Charlie przyglądał się im przez chwilę w milczeniu.
– Ładne dziecko – odezwał się w końcu. – Jak ma na imię?
– Lisa. Lisa Marie. Tak jak córka Elvisa.
– Trochę za młoda jesteś na wielbicielkę Króla.
– Nie jestem… znaczy, ja w ogóle nie słucham tego rodzaju muzyki. Ale mama za nią przepadała. Zrobiłam to dla niej.
– Pewnie się ucieszyła.
– Nie wiem, mam nadzieję. Umarła przed przyjściem Lisy na świat.
– O, to przykre. – Charlie milczał chwilę. – No a jakiego rodzaju muzykę lubisz?
– Klasyczną. Chociaż, prawdę mówiąc, zupełnie się na niej nie znam. Ale podoba mi się brzmienie. Kiedy jej słucham, czuję się jakaś czysta i lekka, jakbym pływała w górskim jeziorze, gdzie woda jest tak przezroczysta, że widać dno.
Charlie uśmiechnął się.
– Nigdy nie myślałem o tym w taki sposób. Mnie najbardziej leży jazz. Sam gram na trąbce. Nowy Jork ma zaraz po Nowym Orleanie najlepsze kluby jazzowe. Są otwarte do wschodu słońca. Kilka mieści się niedaleko hotelu.
– Do którego hotelu jedziemy? – spytała.
– Do Waldorf Astoria. Do Towers. Byłaś już w Nowym Jorku?
Charlie pociągnął łyk wody sodowej, rozsiadł się wygodnie na kanapie i rozpiął marynarkę.
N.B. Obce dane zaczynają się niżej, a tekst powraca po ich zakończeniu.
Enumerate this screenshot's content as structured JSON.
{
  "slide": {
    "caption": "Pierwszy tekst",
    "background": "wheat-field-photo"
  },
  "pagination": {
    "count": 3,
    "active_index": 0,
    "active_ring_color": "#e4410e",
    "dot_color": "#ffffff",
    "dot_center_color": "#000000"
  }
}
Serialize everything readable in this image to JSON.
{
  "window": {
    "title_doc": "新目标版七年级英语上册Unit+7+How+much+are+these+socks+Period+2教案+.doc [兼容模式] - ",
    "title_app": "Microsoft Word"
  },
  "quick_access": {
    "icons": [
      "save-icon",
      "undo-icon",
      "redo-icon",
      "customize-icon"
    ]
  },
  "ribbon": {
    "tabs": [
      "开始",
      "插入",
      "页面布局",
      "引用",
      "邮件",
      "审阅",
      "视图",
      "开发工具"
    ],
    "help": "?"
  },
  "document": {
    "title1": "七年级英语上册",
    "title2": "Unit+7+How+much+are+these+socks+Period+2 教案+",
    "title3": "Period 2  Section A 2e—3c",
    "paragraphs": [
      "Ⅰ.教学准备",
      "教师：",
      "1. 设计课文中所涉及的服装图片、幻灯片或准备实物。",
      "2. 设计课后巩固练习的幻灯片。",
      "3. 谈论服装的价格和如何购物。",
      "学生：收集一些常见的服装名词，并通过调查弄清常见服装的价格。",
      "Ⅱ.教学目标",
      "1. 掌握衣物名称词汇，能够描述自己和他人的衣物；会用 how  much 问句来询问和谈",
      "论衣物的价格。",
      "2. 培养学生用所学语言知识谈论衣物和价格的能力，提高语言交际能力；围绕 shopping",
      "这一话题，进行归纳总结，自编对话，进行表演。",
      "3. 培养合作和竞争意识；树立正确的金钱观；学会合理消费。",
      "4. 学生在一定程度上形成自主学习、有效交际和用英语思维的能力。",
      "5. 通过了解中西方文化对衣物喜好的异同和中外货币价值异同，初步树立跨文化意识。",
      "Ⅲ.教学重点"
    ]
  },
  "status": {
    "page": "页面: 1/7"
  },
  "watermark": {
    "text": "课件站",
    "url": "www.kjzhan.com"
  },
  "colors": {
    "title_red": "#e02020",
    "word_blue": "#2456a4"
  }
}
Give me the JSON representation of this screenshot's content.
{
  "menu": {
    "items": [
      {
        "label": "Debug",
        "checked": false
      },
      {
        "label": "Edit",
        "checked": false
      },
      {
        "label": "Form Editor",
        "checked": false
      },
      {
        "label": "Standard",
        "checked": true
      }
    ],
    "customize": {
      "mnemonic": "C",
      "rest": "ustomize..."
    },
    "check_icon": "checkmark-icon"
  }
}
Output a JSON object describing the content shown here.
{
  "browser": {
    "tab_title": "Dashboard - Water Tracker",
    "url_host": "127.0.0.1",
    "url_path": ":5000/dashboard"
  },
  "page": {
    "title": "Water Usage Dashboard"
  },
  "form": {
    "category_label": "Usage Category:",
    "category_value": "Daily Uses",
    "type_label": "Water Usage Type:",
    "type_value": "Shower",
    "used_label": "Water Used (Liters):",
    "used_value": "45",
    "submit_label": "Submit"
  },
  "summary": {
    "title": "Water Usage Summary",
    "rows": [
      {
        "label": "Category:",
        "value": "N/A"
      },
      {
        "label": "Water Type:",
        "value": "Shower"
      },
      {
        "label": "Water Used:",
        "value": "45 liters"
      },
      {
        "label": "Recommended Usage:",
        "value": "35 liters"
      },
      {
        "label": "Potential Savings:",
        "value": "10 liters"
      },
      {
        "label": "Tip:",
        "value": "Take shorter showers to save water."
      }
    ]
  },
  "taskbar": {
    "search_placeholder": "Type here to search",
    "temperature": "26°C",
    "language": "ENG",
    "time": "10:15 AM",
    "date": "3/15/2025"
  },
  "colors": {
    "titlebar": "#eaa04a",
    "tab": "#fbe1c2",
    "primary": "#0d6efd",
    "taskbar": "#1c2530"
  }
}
LuAnn pokręciła głową i przełknęła kęs kanapki.
– Ja właściwie nigdzie jeszcze nie byłam.
Charlie zachichotał cicho.
– No to skaczesz od razu na głęboką wodę, zaczynając od Wielkiego Jabłka.
– Jaki jest ten hotel?
Skończyła kanapkę i popiła colą.
– Całkiem przyjemny. Pierwszorzędny, zwłaszcza Towers. Nie jest to, co prawda, Plaza, ale czy Plaza ma konkurentów? Kto wie, może któregoś dnia zatrzymasz się w Plaza.
Roześmiał się i otarł serwetką usta. Zauważyła, że palce ma nienaturalnie duże i grube, o masywnych, guzłowatych stawach.
– Wiesz, po co tu przyjechałam? – spytała, popatrując na niego niespokojnie.
Charlie przeszył ją przenikliwym spojrzeniem.
– Powiedzmy, że wiem wystarczająco dużo, by nie zadawać niepotrzebnych pytań. Zostawmy to. – Uśmiechnął się z przymusem.
– Widziałeś się kiedyś osobiście z panem Jacksonem?
Charlie nachmurzył się.
– Zostawmy to, dobrze?
– Dobrze, byłam tylko ciekawa.
– Wiesz, do czego doprowadziła ciekawość jednego starego kocura. – Ciemne oczy Charliego zabłysły na moment. – O nic nie pytaj, rób, co ci każą, a już nigdy nie będziesz miała problemów. Zrozumiałaś?
– Zrozumiałam – mruknęła LuAnn, mocniej przytulając Lisę.